The Kindly Ones
Jonathan Littell
Harper, Feb 2 2010, $16.99
ISBN: 9780061353468
In France, Dr. Maximilien Aue decides to write his memoir focusing on his war experience years ago. Now with a family, Max muses about when he was SS, not only did he oversee and report on the mass murdering of Jews in the Ukraine, he proudly and gleefully participated. He gave tours pf Auschwitz and Birkenau and survived Stalingrad and Hitler's final bunker. His big philosophical spin back in the early days rivals the middle ages how many angels on a pin as he mused how many bodies makes a grave mass?
Looking back at what he considers his only failure, his tormented love for his twin sister, Una, who wants nothing to do with her Herr Doktor brother. Like much of his peers, he anticipated the end of the Third Reich so now what. He knew the Russians make the SS look gentle so he chose the West as Berlin burned.

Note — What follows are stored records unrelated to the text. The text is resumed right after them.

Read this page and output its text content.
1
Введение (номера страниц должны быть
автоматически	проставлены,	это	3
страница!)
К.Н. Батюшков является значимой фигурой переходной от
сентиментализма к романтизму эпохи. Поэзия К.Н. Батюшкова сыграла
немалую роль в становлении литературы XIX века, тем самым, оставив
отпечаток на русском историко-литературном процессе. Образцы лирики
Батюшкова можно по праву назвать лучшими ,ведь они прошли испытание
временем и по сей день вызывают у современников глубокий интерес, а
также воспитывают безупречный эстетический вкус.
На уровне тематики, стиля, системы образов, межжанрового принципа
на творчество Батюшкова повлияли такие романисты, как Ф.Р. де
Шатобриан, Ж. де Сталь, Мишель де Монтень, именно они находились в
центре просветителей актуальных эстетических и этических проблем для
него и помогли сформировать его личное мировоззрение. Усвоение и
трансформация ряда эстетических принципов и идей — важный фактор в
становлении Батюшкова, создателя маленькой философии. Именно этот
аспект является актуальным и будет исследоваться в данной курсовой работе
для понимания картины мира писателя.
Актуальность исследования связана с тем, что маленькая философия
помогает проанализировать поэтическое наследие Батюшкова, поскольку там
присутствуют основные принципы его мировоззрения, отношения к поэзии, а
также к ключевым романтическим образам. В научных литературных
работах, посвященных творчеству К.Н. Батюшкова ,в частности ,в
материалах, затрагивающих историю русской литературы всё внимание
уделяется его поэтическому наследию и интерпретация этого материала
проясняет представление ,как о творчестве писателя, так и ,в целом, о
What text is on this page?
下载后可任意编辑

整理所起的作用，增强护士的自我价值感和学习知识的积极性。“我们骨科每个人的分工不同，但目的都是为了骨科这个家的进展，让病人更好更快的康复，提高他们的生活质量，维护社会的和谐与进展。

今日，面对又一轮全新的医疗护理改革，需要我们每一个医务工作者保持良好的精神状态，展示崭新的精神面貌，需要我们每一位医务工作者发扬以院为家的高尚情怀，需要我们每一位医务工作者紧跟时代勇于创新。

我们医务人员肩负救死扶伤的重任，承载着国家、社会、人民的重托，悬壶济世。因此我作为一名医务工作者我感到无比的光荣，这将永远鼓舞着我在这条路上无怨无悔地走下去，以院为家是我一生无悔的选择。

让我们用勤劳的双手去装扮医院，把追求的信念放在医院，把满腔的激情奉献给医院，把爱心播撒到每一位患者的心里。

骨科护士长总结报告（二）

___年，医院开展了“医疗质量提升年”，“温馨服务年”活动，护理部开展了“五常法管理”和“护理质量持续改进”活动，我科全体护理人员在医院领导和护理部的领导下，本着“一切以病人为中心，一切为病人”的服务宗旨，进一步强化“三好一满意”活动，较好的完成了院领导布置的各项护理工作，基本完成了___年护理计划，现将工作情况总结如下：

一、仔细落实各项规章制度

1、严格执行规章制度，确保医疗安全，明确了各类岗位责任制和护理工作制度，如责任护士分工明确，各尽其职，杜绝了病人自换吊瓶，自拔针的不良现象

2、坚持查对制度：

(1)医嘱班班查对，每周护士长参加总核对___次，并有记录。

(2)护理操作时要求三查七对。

This is not an easy read as Aue is all over the place with his wandering dialogue that at times meanders more than the River Mosel and often feels like a particular sequence is eternal. Adding to the difficulty of perusing his account is that Aue is not likeable and does not seek redemption; in fact his dissertation is a matter of fact chat of a brutal way of life and death. In other words he is still a cold psychopath concealing his past inside a middle class family. Throughout readers will ask how a culturally aware doctor could commit atrocities but Aue never responds beyond his casual that’s life, death and all the torture in between philosophy. Not for everyone, The Kindly Ones is a convoluted hard to follow essay that argues life is brutal, vicious and expendable with human predators hunting and torturing human prey.